Bismarck, ND-based MDU Resources Group Inc. plans to keep Fidelity E&P Co., the exploration and production (E&P) unit, off the sales block this year and instead plans to work to strengthen its value, CEO David Goodin said.

The sale was announced in November (see Shale Daily, Nov. 5, 2014).

“Until such time as we sell Fidelity, we are maximizing its value,” Goodin told analysts during a quarterly earnings conference call. He said the company is focused on lowering its capital cost structure in the E&P space, following 25% reductions in its administrative and general expenses. “We have laid down our rigs and look to further reduce our cost structure before we begin to drill again later this year.”

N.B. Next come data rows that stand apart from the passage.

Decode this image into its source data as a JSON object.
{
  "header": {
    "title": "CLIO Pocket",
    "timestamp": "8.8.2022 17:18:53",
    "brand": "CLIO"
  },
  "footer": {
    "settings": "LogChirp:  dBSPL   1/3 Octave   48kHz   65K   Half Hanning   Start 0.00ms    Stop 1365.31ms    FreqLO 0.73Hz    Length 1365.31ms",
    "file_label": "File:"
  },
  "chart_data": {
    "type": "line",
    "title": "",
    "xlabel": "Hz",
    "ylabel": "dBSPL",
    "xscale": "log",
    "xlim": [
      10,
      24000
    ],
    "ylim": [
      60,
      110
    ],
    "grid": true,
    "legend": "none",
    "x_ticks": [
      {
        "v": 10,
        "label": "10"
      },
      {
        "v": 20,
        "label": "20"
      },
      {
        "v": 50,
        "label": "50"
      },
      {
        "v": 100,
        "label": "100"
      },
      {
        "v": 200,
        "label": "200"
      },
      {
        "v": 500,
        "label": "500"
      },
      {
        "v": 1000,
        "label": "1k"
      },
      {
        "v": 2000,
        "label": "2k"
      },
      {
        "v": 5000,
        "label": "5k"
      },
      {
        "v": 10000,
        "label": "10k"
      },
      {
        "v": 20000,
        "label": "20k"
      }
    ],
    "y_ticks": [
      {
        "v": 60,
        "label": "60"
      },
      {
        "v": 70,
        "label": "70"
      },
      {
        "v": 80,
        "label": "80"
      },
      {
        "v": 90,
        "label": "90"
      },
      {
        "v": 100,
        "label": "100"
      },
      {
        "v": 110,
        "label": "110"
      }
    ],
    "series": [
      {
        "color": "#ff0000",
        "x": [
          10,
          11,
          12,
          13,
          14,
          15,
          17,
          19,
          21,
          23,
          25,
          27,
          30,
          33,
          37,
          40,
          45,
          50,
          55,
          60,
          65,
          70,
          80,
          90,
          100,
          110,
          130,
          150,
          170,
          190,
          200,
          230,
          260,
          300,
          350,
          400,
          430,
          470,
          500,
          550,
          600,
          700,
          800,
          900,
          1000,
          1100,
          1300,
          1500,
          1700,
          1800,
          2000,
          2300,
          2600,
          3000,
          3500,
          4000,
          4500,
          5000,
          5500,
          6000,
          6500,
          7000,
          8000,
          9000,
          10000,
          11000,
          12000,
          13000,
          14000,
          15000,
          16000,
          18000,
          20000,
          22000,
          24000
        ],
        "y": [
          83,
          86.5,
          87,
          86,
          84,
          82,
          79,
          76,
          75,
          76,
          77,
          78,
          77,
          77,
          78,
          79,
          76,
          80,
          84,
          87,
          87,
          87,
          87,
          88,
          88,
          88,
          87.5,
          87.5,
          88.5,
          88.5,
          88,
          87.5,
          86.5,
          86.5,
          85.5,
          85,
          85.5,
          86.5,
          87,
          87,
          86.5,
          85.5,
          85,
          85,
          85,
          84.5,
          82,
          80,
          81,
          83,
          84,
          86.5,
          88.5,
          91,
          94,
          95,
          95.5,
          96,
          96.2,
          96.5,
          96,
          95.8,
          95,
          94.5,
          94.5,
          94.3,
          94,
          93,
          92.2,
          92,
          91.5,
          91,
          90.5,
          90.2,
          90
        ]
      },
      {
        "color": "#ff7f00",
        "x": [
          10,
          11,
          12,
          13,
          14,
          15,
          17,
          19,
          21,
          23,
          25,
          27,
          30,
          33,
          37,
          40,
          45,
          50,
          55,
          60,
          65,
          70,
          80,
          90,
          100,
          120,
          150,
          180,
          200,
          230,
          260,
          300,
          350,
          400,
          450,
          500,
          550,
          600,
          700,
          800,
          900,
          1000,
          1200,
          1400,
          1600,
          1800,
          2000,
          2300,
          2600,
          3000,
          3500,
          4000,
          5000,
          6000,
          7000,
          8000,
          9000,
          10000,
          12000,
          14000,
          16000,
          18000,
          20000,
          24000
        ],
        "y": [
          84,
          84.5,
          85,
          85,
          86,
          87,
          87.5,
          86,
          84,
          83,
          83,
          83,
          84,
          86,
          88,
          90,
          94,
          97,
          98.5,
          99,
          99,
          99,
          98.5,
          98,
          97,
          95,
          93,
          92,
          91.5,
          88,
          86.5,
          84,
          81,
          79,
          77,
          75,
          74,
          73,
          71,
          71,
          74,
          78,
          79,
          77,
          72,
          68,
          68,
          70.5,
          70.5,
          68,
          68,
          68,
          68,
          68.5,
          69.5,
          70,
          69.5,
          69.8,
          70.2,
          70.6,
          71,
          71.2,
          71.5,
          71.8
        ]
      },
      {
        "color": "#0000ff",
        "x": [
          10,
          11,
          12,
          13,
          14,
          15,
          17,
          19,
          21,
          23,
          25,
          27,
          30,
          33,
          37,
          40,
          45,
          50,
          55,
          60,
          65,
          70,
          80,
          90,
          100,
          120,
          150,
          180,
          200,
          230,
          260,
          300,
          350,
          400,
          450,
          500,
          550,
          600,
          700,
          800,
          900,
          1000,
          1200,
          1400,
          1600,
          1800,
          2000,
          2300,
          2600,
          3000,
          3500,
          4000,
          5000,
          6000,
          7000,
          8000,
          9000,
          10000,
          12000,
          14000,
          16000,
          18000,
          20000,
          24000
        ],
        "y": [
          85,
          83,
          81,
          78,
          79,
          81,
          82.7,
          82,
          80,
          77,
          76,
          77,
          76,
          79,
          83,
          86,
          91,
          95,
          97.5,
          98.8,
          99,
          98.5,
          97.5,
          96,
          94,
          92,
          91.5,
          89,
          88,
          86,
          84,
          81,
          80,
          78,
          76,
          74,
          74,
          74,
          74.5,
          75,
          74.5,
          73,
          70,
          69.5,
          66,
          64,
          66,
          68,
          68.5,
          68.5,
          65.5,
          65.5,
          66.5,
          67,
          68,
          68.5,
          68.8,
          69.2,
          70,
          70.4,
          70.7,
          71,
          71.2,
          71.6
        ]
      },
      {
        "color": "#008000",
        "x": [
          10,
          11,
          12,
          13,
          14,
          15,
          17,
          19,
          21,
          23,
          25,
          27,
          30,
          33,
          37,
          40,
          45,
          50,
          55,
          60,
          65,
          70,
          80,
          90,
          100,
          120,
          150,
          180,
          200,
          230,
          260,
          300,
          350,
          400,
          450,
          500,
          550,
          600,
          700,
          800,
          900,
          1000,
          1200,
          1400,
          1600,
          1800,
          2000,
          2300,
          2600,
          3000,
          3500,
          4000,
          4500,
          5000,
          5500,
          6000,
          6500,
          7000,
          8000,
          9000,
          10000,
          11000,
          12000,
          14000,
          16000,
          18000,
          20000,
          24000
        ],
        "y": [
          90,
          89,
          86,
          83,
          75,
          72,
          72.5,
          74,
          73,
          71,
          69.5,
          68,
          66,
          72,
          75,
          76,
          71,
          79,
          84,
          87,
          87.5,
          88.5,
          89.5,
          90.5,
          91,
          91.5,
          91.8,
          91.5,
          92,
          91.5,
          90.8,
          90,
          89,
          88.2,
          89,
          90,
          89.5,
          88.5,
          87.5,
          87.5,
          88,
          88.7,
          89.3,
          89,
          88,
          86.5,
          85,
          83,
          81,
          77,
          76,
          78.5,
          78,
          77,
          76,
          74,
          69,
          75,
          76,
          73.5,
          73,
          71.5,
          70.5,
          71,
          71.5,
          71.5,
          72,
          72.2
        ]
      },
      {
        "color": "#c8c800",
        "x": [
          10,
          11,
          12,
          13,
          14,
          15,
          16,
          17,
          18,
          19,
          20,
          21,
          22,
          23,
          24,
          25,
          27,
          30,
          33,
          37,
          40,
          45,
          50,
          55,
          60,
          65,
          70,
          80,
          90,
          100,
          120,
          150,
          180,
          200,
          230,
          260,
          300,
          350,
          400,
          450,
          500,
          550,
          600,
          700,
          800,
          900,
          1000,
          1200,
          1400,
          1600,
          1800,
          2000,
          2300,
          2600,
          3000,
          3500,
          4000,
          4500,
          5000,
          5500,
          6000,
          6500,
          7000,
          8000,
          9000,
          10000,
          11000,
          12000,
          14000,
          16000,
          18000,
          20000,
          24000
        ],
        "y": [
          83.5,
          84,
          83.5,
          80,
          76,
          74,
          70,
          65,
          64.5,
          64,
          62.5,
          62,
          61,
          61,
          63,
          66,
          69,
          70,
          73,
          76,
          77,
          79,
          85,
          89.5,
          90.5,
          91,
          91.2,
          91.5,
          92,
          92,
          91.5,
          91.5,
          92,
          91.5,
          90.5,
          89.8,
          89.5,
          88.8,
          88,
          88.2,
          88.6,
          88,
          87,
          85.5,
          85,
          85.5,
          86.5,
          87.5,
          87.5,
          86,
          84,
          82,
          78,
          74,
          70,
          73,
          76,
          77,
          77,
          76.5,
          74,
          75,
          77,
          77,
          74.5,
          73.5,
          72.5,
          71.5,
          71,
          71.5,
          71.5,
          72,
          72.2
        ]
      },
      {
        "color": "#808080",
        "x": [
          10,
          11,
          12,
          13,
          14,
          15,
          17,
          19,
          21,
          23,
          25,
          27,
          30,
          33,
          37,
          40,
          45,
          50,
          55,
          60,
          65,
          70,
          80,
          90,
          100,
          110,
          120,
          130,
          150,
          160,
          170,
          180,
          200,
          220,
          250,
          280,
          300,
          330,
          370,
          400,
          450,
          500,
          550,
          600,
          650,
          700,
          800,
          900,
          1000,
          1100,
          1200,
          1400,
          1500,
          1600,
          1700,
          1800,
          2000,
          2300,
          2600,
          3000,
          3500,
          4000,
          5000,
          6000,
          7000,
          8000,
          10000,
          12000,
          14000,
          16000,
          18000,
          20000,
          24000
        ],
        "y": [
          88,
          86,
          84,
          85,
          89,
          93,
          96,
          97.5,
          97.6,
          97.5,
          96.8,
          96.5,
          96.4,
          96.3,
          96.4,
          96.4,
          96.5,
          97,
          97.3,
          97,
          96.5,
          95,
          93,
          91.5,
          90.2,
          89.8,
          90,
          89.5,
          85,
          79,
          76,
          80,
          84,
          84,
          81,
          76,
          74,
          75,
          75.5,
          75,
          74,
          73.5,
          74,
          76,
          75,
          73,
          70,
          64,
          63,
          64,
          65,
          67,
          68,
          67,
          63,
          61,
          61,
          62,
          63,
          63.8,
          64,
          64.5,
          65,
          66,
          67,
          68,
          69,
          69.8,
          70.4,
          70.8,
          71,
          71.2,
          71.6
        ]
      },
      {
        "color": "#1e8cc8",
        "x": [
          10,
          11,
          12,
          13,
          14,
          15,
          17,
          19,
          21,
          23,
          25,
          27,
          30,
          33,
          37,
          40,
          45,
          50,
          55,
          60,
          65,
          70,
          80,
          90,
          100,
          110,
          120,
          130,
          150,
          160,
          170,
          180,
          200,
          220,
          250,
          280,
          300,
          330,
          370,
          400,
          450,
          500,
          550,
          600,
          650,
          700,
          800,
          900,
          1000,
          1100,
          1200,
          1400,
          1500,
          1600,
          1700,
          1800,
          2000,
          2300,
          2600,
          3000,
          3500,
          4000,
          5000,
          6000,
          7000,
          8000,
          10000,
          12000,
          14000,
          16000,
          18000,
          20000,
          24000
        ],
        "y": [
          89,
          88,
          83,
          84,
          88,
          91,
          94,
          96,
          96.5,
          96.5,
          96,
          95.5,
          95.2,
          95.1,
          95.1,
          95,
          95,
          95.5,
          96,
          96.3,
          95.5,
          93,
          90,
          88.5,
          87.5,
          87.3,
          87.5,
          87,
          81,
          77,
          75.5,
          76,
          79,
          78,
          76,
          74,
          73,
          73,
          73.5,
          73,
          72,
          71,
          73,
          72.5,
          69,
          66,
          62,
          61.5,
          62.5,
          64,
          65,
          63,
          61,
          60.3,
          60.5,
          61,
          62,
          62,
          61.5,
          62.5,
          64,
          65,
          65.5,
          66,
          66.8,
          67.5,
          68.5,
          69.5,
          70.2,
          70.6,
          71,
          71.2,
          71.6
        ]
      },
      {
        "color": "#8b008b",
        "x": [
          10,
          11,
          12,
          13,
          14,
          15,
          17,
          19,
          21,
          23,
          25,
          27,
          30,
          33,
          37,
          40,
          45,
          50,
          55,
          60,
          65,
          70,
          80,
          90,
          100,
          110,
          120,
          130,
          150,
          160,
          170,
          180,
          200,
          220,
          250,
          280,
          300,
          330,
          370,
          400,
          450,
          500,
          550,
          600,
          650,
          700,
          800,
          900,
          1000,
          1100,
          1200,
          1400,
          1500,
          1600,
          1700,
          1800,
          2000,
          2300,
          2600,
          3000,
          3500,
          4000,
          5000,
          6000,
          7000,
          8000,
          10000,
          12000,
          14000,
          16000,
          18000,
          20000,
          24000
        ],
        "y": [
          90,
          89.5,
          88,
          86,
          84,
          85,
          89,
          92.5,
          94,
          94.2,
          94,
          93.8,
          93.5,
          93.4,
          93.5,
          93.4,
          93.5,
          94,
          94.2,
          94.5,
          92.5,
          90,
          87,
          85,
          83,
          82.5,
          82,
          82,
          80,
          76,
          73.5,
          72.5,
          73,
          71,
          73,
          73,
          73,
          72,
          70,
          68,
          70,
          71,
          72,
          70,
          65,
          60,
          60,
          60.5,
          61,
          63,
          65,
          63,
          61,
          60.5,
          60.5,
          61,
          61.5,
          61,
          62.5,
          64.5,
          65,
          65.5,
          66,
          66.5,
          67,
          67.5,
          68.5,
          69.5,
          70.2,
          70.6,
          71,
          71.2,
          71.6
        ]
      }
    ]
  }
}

The CEO told analysts that “plans at present do not include a sale of Fidelity in 2015 and basically beyond that period. We’ll continue to monitor market conditions until we feel the timing is right for selling the business.

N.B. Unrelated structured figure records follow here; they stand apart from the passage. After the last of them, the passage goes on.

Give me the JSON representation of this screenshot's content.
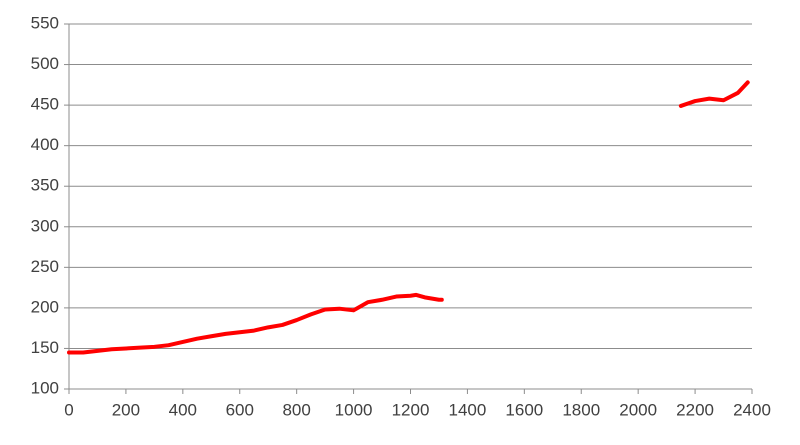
{
  "chart_data": {
    "type": "line",
    "x": [
      0,
      50,
      100,
      150,
      200,
      250,
      300,
      350,
      400,
      450,
      500,
      550,
      600,
      650,
      700,
      750,
      800,
      850,
      900,
      950,
      1000,
      1050,
      1100,
      1150,
      1200,
      1220,
      1250,
      1300,
      1310,
      1700,
      2150,
      2175,
      2200,
      2250,
      2300,
      2350,
      2385
    ],
    "series": [
      {
        "color": "#ff0000",
        "values": [
          145,
          145,
          147,
          149,
          150,
          151,
          152,
          154,
          158,
          162,
          165,
          168,
          170,
          172,
          176,
          179,
          185,
          192,
          198,
          199,
          197,
          207,
          210,
          214,
          215,
          216,
          213,
          210,
          210,
          null,
          449,
          452,
          455,
          458,
          456,
          465,
          478
        ]
      }
    ],
    "xlim": [
      0,
      2400
    ],
    "xticks": [
      0,
      200,
      400,
      600,
      800,
      1000,
      1200,
      1400,
      1600,
      1800,
      2000,
      2200,
      2400
    ],
    "ylim": [
      100,
      550
    ],
    "yticks": [
      100,
      150,
      200,
      250,
      300,
      350,
      400,
      450,
      500,
      550
    ],
    "grid": true
  }
}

“That is why we’re providing greater clarity of our plans for this year, but beyond that, we’ll continue to provide updates as to the timing for marketing the business.”

Fidelity CEO Kent Wells, who is retiring at the end of this month, said that once the E&P’s cost structure is where MDU wants it to be and the business environment is considered favorable based on criteria that includes oil prices, the E&P would be marketed.

There’s no intent to sell Fidelity in a piecemeal fashion, Goodin added.

Fidelity President Pat O’Bryan is to become CEO on March 1.

Fidelity’s capital expenditure budget is set at $111 million this year, with investments minimized in the first half of the year to become “better aligned” with the low commodity price environment, Goodin said. “We anticipate resuming drilling in the second half of the year as long as our return goals are met.”

Consolidated 4Q2014 earnings were $84.1 million (43 cents/share), compared with year-ago earnings of $91.3 million (48 cents). In 2014 MDU earned $297.5 million ($1.55/share), versus $278 million ($1.47) in 2013.

MDU plans to invest about $3.9 billion in capital projects over the next five years, Goodin noted, “and our strategic decision to market our exploration and production business at the appropriate time in the future, I am confident we are well positioned to produce significant long-term value for shareholders with a lower overall business risk profile.”

For 2015, adjusted earnings guidance, not including the E&P business, is set at $1.05-1.20/share.

“This year our E&P expects to be generally self-funding, operating at or below the cash flows it generates,” said Goodin.

A slight increase in oil production last year was led by a 25% jump in Paradox Basin production. Natural gas and natural gas liquids production were both down last year as a result of the Bakken Shale asset sales, he said.